The fallout from the death of the DP World deal continued yesterday, when the White House withdrew the nomination of one of the company’s executives to run the U.S. Maritime Administration.

David Sanborn was nominated in January by President Bush to lead the administration, which oversees the nation’s ports. He also is director of operations in Europe and Latin America for the firm, which is owned by the government of Dubai, one of the seven United Arab Emirates.

White House spokeswoman Erin Healy said the withdrawal was at Mr. Sanborn’s request, which was made in a letter to the president yesterday.
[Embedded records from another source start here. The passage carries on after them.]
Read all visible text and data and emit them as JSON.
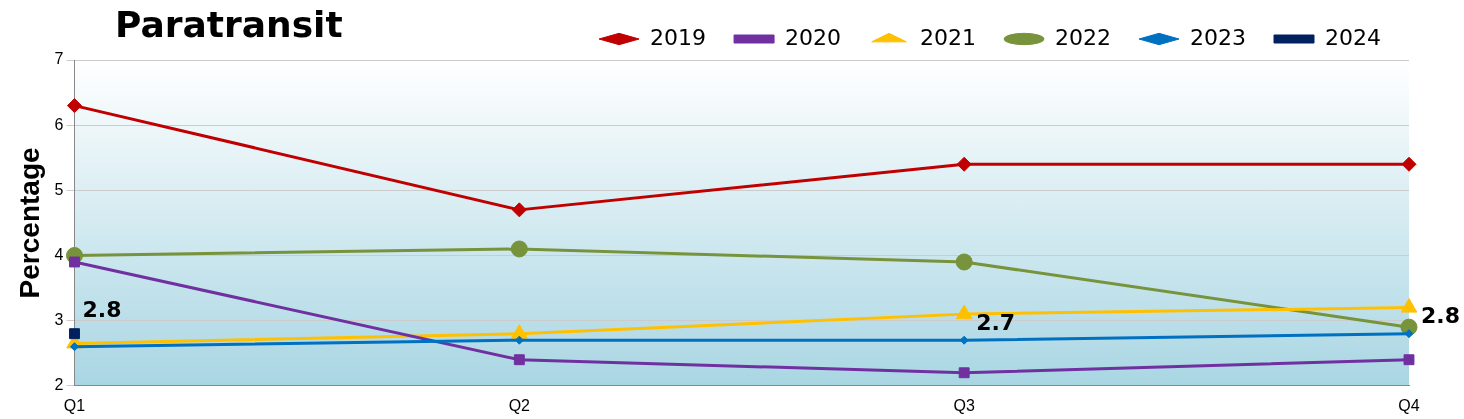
{
  "chart_data": {
    "type": "line",
    "title": "Paratransit",
    "ylabel": "Percentage",
    "categories": [
      "Q1",
      "Q2",
      "Q3",
      "Q4"
    ],
    "series": [
      {
        "name": "2019",
        "color": "#c00000",
        "marker": "diamond",
        "values": [
          6.3,
          4.7,
          5.4,
          5.4
        ]
      },
      {
        "name": "2020",
        "color": "#7030a0",
        "marker": "square",
        "values": [
          3.9,
          2.4,
          2.2,
          2.4
        ]
      },
      {
        "name": "2021",
        "color": "#ffc000",
        "marker": "triangle",
        "values": [
          2.65,
          2.8,
          3.1,
          3.2
        ]
      },
      {
        "name": "2022",
        "color": "#77933c",
        "marker": "circle",
        "values": [
          4.0,
          4.1,
          3.9,
          2.9
        ]
      },
      {
        "name": "2023",
        "color": "#0070c0",
        "marker": "diamond",
        "values": [
          2.6,
          2.7,
          2.7,
          2.8
        ],
        "value_labels": [
          null,
          null,
          "2.7",
          "2.8"
        ]
      },
      {
        "name": "2024",
        "color": "#002060",
        "marker": "square",
        "values": [
          2.8,
          null,
          null,
          null
        ],
        "value_labels": [
          "2.8",
          null,
          null,
          null
        ]
      }
    ],
    "ylim": [
      2,
      7
    ],
    "yticks": [
      2,
      3,
      4,
      5,
      6,
      7
    ],
    "grid": "y",
    "legend": "top right"
  }
}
“The withdrawal was done at his request, and we are honoring his request,” she said.

She would not comment on whether the move was connected with the sudden end of DP World’s proposed takeover of operations at terminals in six U.S. ports, the result of the Arab company’s takeover of Britain’s Peninsular & Oriental Steam Navigation Co.

“While I believe my background makes me one of the most qualified people there is for this position, the convergence of a number of factors bring me to the conclusion that I cannot effectively serve my country, you, and the U.S. maritime industry,” Mr. Sanborn wrote in his letter to Mr. Bush.

Mr. Sanborn was nominated for the post Jan. 18, by which time the DP World takeover had been reported in the business press and the Committee on Foreign Investments in the U.S. had begun its 30-day inquiry on the deal.

There was no mention of the DP World deal at his confirmation hearing in February, but once the takeover was blocked by angry lawmakers, the nomination ran into trouble. Several senators, including Sen. Bill Nelson, Florida Democrat, had vowed to block the appointment. Both Mr. Nelson and Sen. John Kerry, Massachusetts Democrat, had put holds on the nomination.

The U.S. Maritime Administration is part of the Transportation Department. It keeps data on U.S. ports and shipping, finds U.S.-flagged ships for the military to use as cargo vessels, disposes of old ships and oversees the U.S. Merchant Marine Academy. Mr. Sanborn had been an officer in the Navy and graduated from the U.S. Merchant Marine Academy.